Lalu telepon berdering, itu gadis perpustakaan; Saya telah memberinya nomor telepon saya sehari sebelumnya dan dia meminta saya untuk pergi ke masjid bersamanya — saat itu hari Jumat. Saya menerimanya, dan kemudian saya menyadari bahwa ya, saya mengenakan jilbab, namun sisa pakaian saya tidak terlalu cocok untuk pergi ke masjid. Saya memakai rok panjang tetapi terbuka saat saya berjalan, dan lengan baju saya kurang panjang. 

Apa yang dapat saya lakukan? Aku berjalan dengan langkah yang sangat kecil, seperti seorang geisha, untuk menghindari rokku terbuka, dan aku sampai di sebuah toko di samping universitas. Di sana, saya membeli peniti dan menggunakannya untuk menutup rok saya, mungkin saya terlihat seperti seorang Muslim punk! Lalu saya memakai jaket (walaupun saat itu musim panas!) dan pergi ke masjid. 

Jadi, itulah pertama kalinya saya berjalan-jalan di Milan dengan berhijab. Aku merasakan mata orang-orang menatapku, wajahku terlihat sangat Italia dan pakaianku tidak khas Islami, apalagi ketika aku harus berbicara dan mereka mengerti bahwa aku orang Italia, aku menarik begitu banyak perhatian! Harus kuakui aku merasa malu, tapi pada saat yang sama aku bangga dengan syalku, aku menyukainya, aku merasa nyaman memakainya.

Pengalaman di masjid sungguh luar biasa dan saya mulai pergi ke sana setiap hari Jumat. Dengan datangnya musim gugur, dan kemudian musim dingin, menjadi lebih mudah untuk mendapatkan pakaian yang pantas dan saya mulai mengenakan syal setiap kali saya punya kesempatan — dan setiap kali saya yakin bahwa saya tidak akan bertemu dengan anggota keluarga saya. 

Suatu kali saya mengunjungi seorang teman di Bologna dan saya selalu berhijab. Mungkin karena aku sudah terbiasa dan bersikap wajar, orang-orang juga berhenti menatapku. Hanya ketika saya berbicara mereka tampak terkejut. Beberapa bulan kemudian, saya menikah dan pindah ke negara lain. Tidak ada seorang pun yang mengenal saya di sana dan itu adalah waktu yang tepat untuk mulai mengenakan jilbab.
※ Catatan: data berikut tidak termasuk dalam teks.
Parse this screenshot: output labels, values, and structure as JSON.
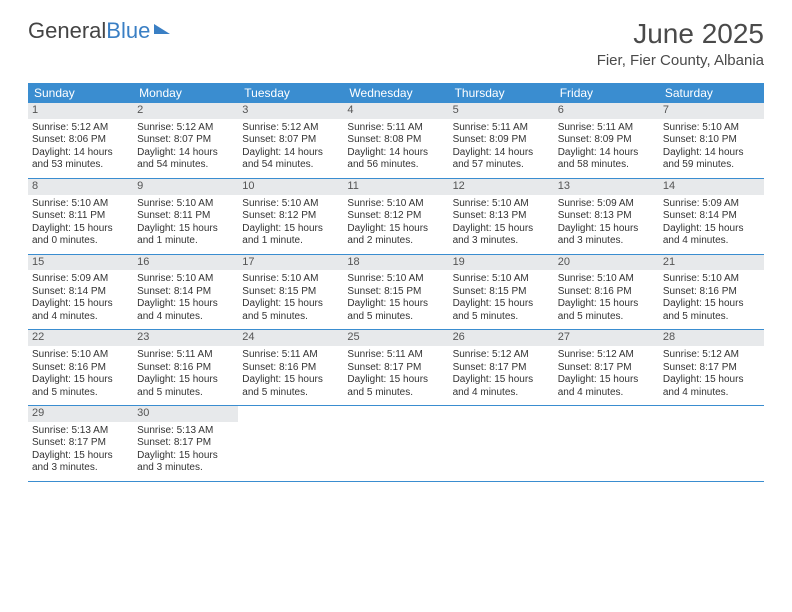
{
  "logo": {
    "part1": "General",
    "part2": "Blue"
  },
  "title": "June 2025",
  "subtitle": "Fier, Fier County, Albania",
  "colors": {
    "header_bg": "#3a8dd0",
    "header_fg": "#ffffff",
    "daynum_bg": "#e7e9eb",
    "rule": "#3a8dd0",
    "text": "#333333",
    "logo_blue": "#3a7fc4"
  },
  "dow": [
    "Sunday",
    "Monday",
    "Tuesday",
    "Wednesday",
    "Thursday",
    "Friday",
    "Saturday"
  ],
  "weeks": [
    [
      {
        "n": "1",
        "sr": "5:12 AM",
        "ss": "8:06 PM",
        "dl": "14 hours and 53 minutes."
      },
      {
        "n": "2",
        "sr": "5:12 AM",
        "ss": "8:07 PM",
        "dl": "14 hours and 54 minutes."
      },
      {
        "n": "3",
        "sr": "5:12 AM",
        "ss": "8:07 PM",
        "dl": "14 hours and 54 minutes."
      },
      {
        "n": "4",
        "sr": "5:11 AM",
        "ss": "8:08 PM",
        "dl": "14 hours and 56 minutes."
      },
      {
        "n": "5",
        "sr": "5:11 AM",
        "ss": "8:09 PM",
        "dl": "14 hours and 57 minutes."
      },
      {
        "n": "6",
        "sr": "5:11 AM",
        "ss": "8:09 PM",
        "dl": "14 hours and 58 minutes."
      },
      {
        "n": "7",
        "sr": "5:10 AM",
        "ss": "8:10 PM",
        "dl": "14 hours and 59 minutes."
      }
    ],
    [
      {
        "n": "8",
        "sr": "5:10 AM",
        "ss": "8:11 PM",
        "dl": "15 hours and 0 minutes."
      },
      {
        "n": "9",
        "sr": "5:10 AM",
        "ss": "8:11 PM",
        "dl": "15 hours and 1 minute."
      },
      {
        "n": "10",
        "sr": "5:10 AM",
        "ss": "8:12 PM",
        "dl": "15 hours and 1 minute."
      },
      {
        "n": "11",
        "sr": "5:10 AM",
        "ss": "8:12 PM",
        "dl": "15 hours and 2 minutes."
      },
      {
        "n": "12",
        "sr": "5:10 AM",
        "ss": "8:13 PM",
        "dl": "15 hours and 3 minutes."
      },
      {
        "n": "13",
        "sr": "5:09 AM",
        "ss": "8:13 PM",
        "dl": "15 hours and 3 minutes."
      },
      {
        "n": "14",
        "sr": "5:09 AM",
        "ss": "8:14 PM",
        "dl": "15 hours and 4 minutes."
      }
    ],
    [
      {
        "n": "15",
        "sr": "5:09 AM",
        "ss": "8:14 PM",
        "dl": "15 hours and 4 minutes."
      },
      {
        "n": "16",
        "sr": "5:10 AM",
        "ss": "8:14 PM",
        "dl": "15 hours and 4 minutes."
      },
      {
        "n": "17",
        "sr": "5:10 AM",
        "ss": "8:15 PM",
        "dl": "15 hours and 5 minutes."
      },
      {
        "n": "18",
        "sr": "5:10 AM",
        "ss": "8:15 PM",
        "dl": "15 hours and 5 minutes."
      },
      {
        "n": "19",
        "sr": "5:10 AM",
        "ss": "8:15 PM",
        "dl": "15 hours and 5 minutes."
      },
      {
        "n": "20",
        "sr": "5:10 AM",
        "ss": "8:16 PM",
        "dl": "15 hours and 5 minutes."
      },
      {
        "n": "21",
        "sr": "5:10 AM",
        "ss": "8:16 PM",
        "dl": "15 hours and 5 minutes."
      }
    ],
    [
      {
        "n": "22",
        "sr": "5:10 AM",
        "ss": "8:16 PM",
        "dl": "15 hours and 5 minutes."
      },
      {
        "n": "23",
        "sr": "5:11 AM",
        "ss": "8:16 PM",
        "dl": "15 hours and 5 minutes."
      },
      {
        "n": "24",
        "sr": "5:11 AM",
        "ss": "8:16 PM",
        "dl": "15 hours and 5 minutes."
      },
      {
        "n": "25",
        "sr": "5:11 AM",
        "ss": "8:17 PM",
        "dl": "15 hours and 5 minutes."
      },
      {
        "n": "26",
        "sr": "5:12 AM",
        "ss": "8:17 PM",
        "dl": "15 hours and 4 minutes."
      },
      {
        "n": "27",
        "sr": "5:12 AM",
        "ss": "8:17 PM",
        "dl": "15 hours and 4 minutes."
      },
      {
        "n": "28",
        "sr": "5:12 AM",
        "ss": "8:17 PM",
        "dl": "15 hours and 4 minutes."
      }
    ],
    [
      {
        "n": "29",
        "sr": "5:13 AM",
        "ss": "8:17 PM",
        "dl": "15 hours and 3 minutes."
      },
      {
        "n": "30",
        "sr": "5:13 AM",
        "ss": "8:17 PM",
        "dl": "15 hours and 3 minutes."
      },
      null,
      null,
      null,
      null,
      null
    ]
  ],
  "labels": {
    "sunrise": "Sunrise: ",
    "sunset": "Sunset: ",
    "daylight": "Daylight: "
  }
}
Pada hari-hari pertama, saya masih sedikit malu, kemudian itu menjadi hal yang paling wajar di dunia. 

Ketika saya siap untuk pergi keluar, saya memakai sepatu dan jilbab; Saya tidak akan pernah lupa memakai sepatu ketika saya pergi keluar dan saya juga tidak akan pernah lupa memakai hijab! Saya telah membeli banyak syal baru, dan saya senang memadukannya dengan pakaian saya, saya tahu bahwa jilbab adalah tentang kesopanan, namun tetap saja kita juga bisa tampil anggun di dalamnya. Satu-satunya ketakutanku adalah tidak bisa mendapatkan pekerjaan karena hal itu dan, meskipun aku punya keyakinan, keyakinanku tidak cukup kuat untuk menjaga hatiku tetap damai. 
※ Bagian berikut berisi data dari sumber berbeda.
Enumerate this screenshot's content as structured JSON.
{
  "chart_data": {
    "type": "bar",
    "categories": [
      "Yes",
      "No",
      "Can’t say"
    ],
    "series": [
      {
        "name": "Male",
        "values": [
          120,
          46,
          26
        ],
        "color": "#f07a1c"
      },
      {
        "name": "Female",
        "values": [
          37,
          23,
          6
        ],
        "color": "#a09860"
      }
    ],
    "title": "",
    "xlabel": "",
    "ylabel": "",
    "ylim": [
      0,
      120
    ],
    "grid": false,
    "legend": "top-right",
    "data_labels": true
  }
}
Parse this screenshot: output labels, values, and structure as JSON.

Terkadang saya tidak bisa tidur di malam hari karena memikirkan sulitnya mencari pekerjaan yang mau menerima saya berhijab. Seharusnya aku mengingat ayat-ayat Al-Qur’an yang indah ini: dan siapa pun yang bertawakal kepada Allah, cukuplah Dia baginya; niscaya Allah mencapai tujuan-Nya; Allah sungguh telah menetapkan ukuran untuk segala sesuatu.] (At-Talaq 65:2-3) Dan sungguh, al-hamdu lillah, saya bisa mendapatkan dua pekerjaan hanya beberapa minggu setelah mulai mengenakan jilbab! 

Di akhir cerita saya, saya ingin mengatakan kepada para wanita yang baru berpindah agama bahwa kadang-kadang kami mendapat tekanan dari saudara-saudari Muslim lainnya, yang bermaksud baik, untuk mengenakan jilbab, dan mungkin juga jilbab, tidak lama setelah kami pindah agama, nasihat pribadi saya akan melakukannya dengan mudah, langkah demi langkah. Dengan tumbuhnya keimanan dan kecintaan terhadap Islam secara bertahap, maka berhijab akan menjadi hal yang wajar, namun tidak masuk akal jika kita terpaksa memakainya. 
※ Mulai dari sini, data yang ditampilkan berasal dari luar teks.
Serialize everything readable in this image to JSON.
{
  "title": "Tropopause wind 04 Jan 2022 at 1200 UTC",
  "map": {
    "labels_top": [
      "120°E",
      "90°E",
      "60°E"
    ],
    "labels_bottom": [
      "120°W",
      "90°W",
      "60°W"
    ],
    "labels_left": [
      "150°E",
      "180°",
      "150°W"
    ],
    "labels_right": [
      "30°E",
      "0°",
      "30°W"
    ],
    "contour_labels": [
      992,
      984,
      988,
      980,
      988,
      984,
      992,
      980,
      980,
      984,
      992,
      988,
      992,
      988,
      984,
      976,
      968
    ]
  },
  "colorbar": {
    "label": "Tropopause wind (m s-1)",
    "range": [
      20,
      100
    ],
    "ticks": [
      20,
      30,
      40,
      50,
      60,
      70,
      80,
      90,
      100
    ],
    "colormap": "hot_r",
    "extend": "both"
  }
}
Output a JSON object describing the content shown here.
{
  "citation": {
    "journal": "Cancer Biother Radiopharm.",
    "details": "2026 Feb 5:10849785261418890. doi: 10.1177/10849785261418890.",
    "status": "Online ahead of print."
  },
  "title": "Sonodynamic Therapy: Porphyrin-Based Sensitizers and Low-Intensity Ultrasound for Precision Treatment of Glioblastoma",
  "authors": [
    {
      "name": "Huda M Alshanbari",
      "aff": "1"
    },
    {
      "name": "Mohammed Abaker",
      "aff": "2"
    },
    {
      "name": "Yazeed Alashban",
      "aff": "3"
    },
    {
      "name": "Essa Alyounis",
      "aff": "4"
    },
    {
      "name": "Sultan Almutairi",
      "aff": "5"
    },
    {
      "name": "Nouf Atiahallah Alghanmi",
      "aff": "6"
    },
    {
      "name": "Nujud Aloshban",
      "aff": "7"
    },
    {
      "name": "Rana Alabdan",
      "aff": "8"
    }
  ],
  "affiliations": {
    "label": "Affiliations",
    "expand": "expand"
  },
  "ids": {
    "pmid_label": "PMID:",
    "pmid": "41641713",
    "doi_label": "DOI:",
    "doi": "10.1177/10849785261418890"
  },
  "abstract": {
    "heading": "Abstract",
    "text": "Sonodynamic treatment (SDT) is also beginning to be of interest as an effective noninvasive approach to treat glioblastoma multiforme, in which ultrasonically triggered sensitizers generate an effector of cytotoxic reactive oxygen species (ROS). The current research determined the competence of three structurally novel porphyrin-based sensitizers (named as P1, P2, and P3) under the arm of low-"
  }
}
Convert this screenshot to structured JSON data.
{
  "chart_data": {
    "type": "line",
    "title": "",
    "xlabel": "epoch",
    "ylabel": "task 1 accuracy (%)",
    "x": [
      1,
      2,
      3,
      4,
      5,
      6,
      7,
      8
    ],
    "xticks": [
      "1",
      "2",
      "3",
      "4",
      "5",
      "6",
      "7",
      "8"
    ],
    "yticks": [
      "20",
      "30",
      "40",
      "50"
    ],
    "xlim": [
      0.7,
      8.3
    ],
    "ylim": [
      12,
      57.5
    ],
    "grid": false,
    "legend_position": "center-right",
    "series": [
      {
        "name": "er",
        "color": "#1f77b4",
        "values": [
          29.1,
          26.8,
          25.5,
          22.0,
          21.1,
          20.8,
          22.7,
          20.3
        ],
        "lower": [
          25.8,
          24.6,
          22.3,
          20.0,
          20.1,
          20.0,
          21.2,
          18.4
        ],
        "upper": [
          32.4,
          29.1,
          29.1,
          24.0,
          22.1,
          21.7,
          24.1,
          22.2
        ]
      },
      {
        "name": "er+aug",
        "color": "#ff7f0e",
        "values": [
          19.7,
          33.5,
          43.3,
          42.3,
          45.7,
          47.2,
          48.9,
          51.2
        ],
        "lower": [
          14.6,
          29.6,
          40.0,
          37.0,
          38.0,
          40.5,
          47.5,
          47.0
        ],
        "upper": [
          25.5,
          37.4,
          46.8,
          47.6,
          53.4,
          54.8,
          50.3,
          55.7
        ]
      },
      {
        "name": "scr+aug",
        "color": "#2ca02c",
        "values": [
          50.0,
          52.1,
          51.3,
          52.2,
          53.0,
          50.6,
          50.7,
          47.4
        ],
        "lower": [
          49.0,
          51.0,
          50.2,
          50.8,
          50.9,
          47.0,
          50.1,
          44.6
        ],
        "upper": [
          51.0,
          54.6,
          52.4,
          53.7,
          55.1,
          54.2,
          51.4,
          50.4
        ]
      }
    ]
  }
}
Ingatlah bahwa ayat yang menjadikan hijab sebagai kewajiban bagi wanita muslimah diturunkan ketika Nabi tinggal di Madinah ketika keimanan orang-orang beriman menjadi kuat dan mereka siap untuk menaati segala perintah Allah. Adalah kebijaksanaan Allah untuk menunggu sampai saat itu, dan dengan kebijaksanaan yang sama kita harus mengamalkan agama kita.